Today’s political headlines include May seeking changes to the backstop, Rudd warning that 40 ministers may quit to prevent no-deal, Labour tables an amendment for a second referendum and Robbins casts doubt on Brexit plan.
May to seek changes to backstop, as MPs put forward alternative plans
The BBC reports that Theresa May used her statement yesterday to say that she was going to seek changes to the Irish backstop from the EU, and axed the £65 fee that EU citizens were to be charged to remain in the country. Labour has tabled an amendment calling for MPs to vote on Brexit options, and on a further referendum. Both Rachel Reeves and Yvette Cooper have put forward plans to extend the Article 50 negotiating period, while Hilary Benn has tabled an amendment calling for a non-binding vote on different options.
Rudd warns that 40 ministers may quit to prevent no-deal Brexit
The Times claims that Amber Rudd, the Work and Pensions Secretary, has demanded that Theresa May gives all Conservative MPs a free vote on extending Article 50 and stopping a no-deal Brexit, otherwise up to 40 ministers will resign. Business minister Richard Harrington has confirmed that he will quit if a no-deal Brexit is pursued, while culture minister Margot James and defence minister Tobias Ellwood are apparently also considering their position.

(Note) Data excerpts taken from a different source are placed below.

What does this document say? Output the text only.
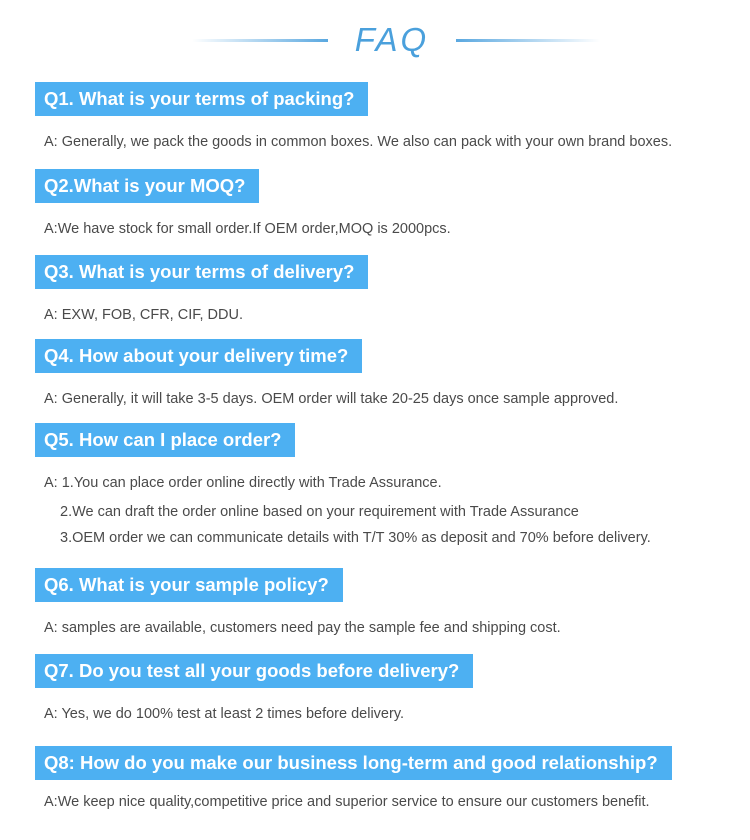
FAQ
Q1. What is your terms of packing?
A: Generally, we pack the goods in common boxes. We also can pack with your own brand boxes.
Q2.What is your MOQ?
A:We have stock for small order.If OEM order,MOQ is 2000pcs.
Q3. What is your terms of delivery?
A: EXW, FOB, CFR, CIF, DDU.
Q4. How about your delivery time?
A: Generally, it will take 3-5 days. OEM order will take 20-25 days once sample approved.
Q5. How can I place order?
A: 1.You can place order online directly with Trade Assurance.
2.We can draft the order online based on your requirement with Trade Assurance
3.OEM order we can communicate details with T/T 30% as deposit and 70% before delivery.
Q6. What is your sample policy?
A: samples are available, customers need pay the sample fee and shipping cost.
Q7. Do you test all your goods before delivery?
A: Yes, we do 100% test at least 2 times before delivery.
Q8: How do you make our business long-term and good relationship?
A:We keep nice quality,competitive price and superior service to ensure our customers benefit.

Labour tables amendment calling for vote on a second referendum
The Guardian reports that Labour has tabled a compromise amendment calling for MPs to vote on holding a second referendum, although it does not commit the party to supporting it. Labour’s alternative Brexit plan has been criticised by the People’s Vote campaign for having ‘little regard for what could actually be delivered’ because it proposes the UK staying in a customs union in a strong relationship with the single market.
Robbins uses text to Chancellor to cast doubt on Brexit plan
The Daily Telegraph claims that Oliver Robbins, the chief Brexit negotiator, texted Chancellor Philip Hammond during a Cabinet conference call to warn that the idea of renegotiating the backstop was ‘for the birds’. According to the paper, a Government source confirmed that a text had been sent, but claimed the content had been ‘misrepresented’.
Second referendum amendment could be tabled today
The Sun reports that pro-EU MPs may table an amendment calling for a second referendum today. Conservative Dr Sarah Wollaston is in talks with MPs from other parties about the ‘Doctor’s Amendment’, so called because other signatories will include her fellow Tory Dr Philip Lee, Dr Paul Williams from Labour and Dr Philippa Whitford from the SNP.
Barnier tells May not to focus on the backstop
The Guardian reports that the EU’s Brexit negotiator, Michel Barnier, has called on Theresa May to move away from renegotiating the backstop, saying that to secure support in Parliament she needed to focus ‘much more on the future relationship between the EU and the UK’, adding that the EU was ‘ready to work again on the political declaration’.
MPs call for register of online trolls
The Daily Telegraph says that the Commons Petitions Committee has called for trolls who were convicted of online abuse to be listed on a government register, claiming that current legislation is ‘not fit for purpose’ and media firms had failed to self-regulate. The committee was responding to a petition from over 220,000 people put forward by Katie Price, whose disable son has been subjected to online trolling.
Osamor used House of Commons notepaper to beg for son to avoid jail
The Times reports that Labour MP Kate Osamor may face a parliamentary inquiry after it emerged that she had written to a judge on House of Commons notepaper begging for her ‘beautiful son’, who works as her chief of staff, to be spared jail after he was convicted of possessing drugs with intent to supply.